WEEK 2 progresses
The Jury have been taken this week to view the houses implicated in the killing and disposal of this young schoolgirl, Becky Watts, so they can make important judgements on the evidence presented on what actually happened on the day of Becky’s killing and afterwards. The prosecution continue to detail their evidence about her death and the gruesome finding of her body parts in the accused couple’s friend’s house shed.
The biggest question the jury will want answering from Nathan Matthews’ defence is why the killing was not murder – there is no clue about that yet, is there? Furthermore, why did he and his girlfriend go to the girl’s house that morning anyway – did they intend to kidnap or harm in any way Becky? Why did they stay there for many hours? How was her body removed and by who – one person or more?

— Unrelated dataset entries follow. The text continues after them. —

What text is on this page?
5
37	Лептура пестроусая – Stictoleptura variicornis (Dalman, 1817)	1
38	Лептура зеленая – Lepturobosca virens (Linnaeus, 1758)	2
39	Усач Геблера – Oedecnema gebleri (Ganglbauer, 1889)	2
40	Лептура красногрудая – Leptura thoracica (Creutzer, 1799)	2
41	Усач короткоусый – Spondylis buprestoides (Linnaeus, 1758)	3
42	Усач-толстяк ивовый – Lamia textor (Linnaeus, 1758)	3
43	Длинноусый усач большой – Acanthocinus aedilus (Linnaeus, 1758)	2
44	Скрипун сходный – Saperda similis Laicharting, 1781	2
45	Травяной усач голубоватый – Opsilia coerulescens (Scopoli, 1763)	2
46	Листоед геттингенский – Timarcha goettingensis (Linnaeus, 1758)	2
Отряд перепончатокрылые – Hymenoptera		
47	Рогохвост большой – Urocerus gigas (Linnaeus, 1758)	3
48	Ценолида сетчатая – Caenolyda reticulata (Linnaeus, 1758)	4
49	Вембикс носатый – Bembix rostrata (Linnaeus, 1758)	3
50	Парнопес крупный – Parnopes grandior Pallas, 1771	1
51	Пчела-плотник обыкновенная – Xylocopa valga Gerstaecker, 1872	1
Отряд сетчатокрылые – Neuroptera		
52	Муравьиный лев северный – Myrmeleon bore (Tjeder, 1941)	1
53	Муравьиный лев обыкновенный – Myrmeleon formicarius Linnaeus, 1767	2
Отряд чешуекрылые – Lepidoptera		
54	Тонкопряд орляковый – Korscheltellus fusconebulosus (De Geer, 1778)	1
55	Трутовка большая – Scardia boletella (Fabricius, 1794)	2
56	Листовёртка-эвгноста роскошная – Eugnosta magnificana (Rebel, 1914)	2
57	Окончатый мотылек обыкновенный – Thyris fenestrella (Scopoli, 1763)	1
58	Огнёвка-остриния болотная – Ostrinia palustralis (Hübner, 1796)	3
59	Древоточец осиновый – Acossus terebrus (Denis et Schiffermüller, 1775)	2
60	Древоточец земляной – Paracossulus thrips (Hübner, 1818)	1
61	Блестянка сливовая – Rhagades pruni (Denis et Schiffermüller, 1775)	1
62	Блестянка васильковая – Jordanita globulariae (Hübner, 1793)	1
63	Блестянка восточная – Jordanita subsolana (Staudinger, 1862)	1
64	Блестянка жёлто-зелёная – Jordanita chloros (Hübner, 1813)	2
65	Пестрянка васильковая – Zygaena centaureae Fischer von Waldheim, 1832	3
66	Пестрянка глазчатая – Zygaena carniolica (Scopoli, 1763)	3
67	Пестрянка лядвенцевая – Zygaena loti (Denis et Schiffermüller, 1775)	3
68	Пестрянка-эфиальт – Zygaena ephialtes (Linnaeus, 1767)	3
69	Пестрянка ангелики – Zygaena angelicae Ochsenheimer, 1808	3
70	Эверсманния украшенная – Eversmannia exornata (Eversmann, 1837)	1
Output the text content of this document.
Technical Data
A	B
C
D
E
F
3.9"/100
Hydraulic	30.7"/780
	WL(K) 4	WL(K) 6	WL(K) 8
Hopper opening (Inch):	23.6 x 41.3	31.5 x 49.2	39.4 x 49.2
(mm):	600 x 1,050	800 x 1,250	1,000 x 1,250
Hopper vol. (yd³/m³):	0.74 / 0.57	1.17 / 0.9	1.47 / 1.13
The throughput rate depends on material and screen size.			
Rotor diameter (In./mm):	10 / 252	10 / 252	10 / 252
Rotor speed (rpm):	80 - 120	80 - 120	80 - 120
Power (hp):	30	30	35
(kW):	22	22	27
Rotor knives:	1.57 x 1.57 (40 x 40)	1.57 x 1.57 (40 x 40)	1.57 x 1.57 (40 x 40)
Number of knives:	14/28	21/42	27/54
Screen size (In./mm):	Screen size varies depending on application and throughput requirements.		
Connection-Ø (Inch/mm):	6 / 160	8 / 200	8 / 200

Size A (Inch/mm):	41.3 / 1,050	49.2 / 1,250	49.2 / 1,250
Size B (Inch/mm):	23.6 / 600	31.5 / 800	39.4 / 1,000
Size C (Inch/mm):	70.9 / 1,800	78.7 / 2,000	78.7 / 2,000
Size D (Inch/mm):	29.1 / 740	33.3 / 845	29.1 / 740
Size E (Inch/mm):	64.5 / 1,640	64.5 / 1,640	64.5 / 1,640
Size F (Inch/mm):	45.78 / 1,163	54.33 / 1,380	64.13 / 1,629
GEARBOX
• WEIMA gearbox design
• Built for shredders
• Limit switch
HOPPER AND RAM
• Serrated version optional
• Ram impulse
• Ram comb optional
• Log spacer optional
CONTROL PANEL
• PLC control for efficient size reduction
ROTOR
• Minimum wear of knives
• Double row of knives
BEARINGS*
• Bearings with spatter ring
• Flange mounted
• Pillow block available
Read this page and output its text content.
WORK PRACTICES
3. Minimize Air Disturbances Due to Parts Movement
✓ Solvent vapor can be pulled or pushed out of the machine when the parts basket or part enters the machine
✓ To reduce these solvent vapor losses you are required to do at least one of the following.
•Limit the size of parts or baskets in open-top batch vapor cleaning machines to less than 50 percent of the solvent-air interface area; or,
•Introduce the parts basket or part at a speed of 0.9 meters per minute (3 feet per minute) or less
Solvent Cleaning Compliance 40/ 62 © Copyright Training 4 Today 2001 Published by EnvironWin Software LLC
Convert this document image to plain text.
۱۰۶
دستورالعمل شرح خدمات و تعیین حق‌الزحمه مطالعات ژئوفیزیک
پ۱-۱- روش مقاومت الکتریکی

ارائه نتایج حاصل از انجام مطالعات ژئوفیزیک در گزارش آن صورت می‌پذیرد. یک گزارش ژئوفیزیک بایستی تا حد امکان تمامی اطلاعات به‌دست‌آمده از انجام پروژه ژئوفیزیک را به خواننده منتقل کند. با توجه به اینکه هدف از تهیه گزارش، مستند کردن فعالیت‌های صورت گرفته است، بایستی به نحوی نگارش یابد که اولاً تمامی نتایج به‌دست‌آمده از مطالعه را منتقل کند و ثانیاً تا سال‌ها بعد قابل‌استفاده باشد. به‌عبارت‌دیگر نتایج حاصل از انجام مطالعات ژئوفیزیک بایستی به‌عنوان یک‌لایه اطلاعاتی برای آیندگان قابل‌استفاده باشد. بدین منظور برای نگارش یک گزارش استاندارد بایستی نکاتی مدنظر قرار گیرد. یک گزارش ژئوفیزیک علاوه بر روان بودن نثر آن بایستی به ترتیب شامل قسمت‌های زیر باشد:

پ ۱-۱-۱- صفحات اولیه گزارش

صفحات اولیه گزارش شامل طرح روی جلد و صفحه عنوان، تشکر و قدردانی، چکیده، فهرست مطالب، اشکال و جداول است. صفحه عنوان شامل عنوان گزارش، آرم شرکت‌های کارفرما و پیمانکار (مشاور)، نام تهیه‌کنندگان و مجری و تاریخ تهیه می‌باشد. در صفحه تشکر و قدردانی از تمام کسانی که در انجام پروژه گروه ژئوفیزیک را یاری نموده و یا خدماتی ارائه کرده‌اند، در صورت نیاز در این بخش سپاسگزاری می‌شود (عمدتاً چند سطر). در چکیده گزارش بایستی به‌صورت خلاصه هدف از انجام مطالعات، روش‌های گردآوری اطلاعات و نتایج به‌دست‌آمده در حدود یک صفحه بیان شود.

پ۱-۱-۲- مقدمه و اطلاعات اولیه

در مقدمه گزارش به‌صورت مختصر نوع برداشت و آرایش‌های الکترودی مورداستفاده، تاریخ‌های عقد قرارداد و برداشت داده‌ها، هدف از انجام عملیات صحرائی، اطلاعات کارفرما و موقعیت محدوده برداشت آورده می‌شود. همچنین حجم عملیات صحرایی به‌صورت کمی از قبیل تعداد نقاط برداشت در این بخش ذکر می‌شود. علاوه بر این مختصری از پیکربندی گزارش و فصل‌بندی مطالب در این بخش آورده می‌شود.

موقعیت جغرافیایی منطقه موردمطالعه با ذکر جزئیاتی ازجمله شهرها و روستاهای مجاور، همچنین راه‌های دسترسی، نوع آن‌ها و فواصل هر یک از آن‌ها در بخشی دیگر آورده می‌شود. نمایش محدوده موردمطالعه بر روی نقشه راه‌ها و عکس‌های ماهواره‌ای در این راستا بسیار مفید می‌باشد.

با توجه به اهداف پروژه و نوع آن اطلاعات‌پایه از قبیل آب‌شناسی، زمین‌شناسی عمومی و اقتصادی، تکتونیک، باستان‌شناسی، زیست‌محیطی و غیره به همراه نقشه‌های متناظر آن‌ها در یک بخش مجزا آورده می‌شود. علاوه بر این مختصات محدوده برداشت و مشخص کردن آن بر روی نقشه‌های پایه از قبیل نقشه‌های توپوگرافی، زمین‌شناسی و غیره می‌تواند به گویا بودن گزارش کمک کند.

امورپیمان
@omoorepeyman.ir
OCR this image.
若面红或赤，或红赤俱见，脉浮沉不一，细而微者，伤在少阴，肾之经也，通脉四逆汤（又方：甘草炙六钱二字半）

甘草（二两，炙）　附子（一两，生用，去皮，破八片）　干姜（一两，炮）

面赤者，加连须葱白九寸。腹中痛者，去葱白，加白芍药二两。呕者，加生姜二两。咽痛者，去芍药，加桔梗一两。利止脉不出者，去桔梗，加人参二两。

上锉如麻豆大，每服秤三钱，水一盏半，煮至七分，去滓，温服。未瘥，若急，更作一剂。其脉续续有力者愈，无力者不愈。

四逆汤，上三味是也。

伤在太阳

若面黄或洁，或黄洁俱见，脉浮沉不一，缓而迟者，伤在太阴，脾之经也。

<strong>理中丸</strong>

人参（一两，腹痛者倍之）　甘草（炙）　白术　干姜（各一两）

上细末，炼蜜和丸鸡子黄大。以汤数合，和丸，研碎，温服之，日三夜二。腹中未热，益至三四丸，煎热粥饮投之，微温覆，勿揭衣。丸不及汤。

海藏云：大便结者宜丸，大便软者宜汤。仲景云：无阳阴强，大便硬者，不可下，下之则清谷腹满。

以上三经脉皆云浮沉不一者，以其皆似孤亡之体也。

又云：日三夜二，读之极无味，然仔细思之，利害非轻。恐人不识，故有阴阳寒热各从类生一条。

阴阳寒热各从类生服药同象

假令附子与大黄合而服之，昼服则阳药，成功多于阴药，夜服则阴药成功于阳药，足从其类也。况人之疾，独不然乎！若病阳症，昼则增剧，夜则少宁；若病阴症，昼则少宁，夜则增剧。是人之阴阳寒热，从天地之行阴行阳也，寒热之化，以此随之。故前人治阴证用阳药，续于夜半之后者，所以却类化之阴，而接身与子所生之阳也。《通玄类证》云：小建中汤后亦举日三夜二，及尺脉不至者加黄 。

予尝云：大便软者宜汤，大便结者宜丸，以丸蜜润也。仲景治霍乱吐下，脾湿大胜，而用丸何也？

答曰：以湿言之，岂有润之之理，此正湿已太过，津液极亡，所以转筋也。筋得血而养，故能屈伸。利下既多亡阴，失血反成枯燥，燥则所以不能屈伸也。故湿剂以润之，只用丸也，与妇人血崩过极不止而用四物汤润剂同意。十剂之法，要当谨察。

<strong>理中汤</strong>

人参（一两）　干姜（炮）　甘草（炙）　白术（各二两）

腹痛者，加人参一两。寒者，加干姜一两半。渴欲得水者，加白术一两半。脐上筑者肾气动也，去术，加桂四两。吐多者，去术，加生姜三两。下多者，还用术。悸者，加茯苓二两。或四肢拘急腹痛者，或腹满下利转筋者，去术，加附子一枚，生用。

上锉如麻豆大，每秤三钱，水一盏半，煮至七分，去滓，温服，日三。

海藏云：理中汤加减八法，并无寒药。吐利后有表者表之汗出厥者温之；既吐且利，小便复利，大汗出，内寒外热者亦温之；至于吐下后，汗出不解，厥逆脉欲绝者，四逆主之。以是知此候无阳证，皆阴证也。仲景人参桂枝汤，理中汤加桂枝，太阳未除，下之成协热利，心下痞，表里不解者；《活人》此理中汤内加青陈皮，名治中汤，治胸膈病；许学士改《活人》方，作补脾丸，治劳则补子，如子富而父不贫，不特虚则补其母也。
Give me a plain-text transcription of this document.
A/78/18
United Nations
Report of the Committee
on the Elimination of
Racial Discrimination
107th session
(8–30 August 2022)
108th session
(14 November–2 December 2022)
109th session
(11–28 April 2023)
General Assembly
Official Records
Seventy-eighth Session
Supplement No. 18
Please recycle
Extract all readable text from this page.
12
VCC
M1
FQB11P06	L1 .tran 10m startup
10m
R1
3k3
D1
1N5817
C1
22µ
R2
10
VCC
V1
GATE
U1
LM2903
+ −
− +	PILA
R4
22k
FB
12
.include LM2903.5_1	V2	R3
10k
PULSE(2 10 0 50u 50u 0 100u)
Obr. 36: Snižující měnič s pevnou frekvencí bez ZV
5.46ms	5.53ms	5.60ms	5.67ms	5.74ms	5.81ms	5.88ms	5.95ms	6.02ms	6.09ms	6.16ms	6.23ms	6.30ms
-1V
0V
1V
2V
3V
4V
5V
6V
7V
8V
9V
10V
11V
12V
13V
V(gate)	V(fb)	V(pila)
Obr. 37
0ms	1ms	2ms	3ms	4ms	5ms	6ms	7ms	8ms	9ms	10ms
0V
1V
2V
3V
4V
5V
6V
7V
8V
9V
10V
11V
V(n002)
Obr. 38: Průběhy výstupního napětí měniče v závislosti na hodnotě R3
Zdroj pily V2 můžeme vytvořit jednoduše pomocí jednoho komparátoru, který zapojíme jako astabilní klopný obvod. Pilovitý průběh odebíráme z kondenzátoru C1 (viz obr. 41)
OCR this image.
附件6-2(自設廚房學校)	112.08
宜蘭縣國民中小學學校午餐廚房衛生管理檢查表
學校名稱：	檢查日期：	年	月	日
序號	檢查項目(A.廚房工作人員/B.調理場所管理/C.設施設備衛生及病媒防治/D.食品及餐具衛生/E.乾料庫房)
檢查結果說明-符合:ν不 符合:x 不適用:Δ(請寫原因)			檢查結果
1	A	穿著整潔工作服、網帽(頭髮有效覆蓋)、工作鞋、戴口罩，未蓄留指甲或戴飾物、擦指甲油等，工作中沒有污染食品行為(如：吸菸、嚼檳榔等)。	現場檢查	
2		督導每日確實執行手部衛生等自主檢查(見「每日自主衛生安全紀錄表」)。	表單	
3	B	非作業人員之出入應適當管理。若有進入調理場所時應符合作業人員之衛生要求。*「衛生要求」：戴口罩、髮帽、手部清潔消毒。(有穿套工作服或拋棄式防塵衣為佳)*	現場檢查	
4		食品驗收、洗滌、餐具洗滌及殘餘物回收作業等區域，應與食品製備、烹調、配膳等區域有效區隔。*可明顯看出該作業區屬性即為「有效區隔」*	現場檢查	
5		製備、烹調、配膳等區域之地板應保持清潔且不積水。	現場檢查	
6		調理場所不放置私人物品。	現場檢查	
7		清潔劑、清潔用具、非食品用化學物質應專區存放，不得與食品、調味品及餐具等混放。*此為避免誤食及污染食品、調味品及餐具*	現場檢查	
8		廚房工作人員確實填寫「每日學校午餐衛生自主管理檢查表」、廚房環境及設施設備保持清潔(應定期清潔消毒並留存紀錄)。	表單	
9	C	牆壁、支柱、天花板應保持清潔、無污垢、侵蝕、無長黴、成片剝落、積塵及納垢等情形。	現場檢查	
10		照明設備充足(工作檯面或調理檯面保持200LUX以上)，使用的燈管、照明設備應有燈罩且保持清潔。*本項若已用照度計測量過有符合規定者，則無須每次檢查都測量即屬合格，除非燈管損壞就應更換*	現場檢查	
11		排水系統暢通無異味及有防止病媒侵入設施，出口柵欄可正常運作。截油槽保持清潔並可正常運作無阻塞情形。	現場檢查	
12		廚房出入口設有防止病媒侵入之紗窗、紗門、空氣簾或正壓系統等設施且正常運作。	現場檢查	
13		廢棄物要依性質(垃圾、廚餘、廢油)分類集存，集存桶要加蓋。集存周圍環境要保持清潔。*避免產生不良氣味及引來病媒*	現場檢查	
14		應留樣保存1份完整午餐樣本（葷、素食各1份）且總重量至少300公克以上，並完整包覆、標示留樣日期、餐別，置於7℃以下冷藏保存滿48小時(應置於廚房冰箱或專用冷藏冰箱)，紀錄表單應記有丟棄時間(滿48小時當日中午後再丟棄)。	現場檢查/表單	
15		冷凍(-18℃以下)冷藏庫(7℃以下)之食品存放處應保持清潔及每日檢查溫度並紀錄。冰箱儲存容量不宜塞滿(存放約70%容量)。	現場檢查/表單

The girlfriend Shauna Hoare has also big questions that need answering, since she denies all five charges against her. In her first voluntary giggly interview with police she claimed she immediately went out to the garden to smoke a cigarette – a bit of strange behaviour surely? She reports that she spent fifteen to twenty minutes doing that – smoking a cigarette takes most people only about five minutes, doesn’t it? Once back in the kitchen she spent some minutes washing her hands – thorough and commendable for a smoker, eh? She recounts that she heard from a few yards away, the front door ‘slam’, which she ‘assumed’ was Becky leaving in a huff – how can that be true when her boyfriend admits to being upstairs strangling Becky, so nobody can have gone out? It is said by the prosecution that Becky’s body over a number of days was cut into eight pieces with a power tool circular saw in the couple’s house – the kind of activity that can’t go unnoticed, don’t you think?
While these two main individuals face significant questions about the killing, all the other four accused will need to explain fully to the jury or judge their actions following Becky’s killing – until then there are serious doubts about their innocence or lack of knowledge, isn’t there?
[Becky Watts’ family and friends are wearing a blue ribbon in her memory during the trial].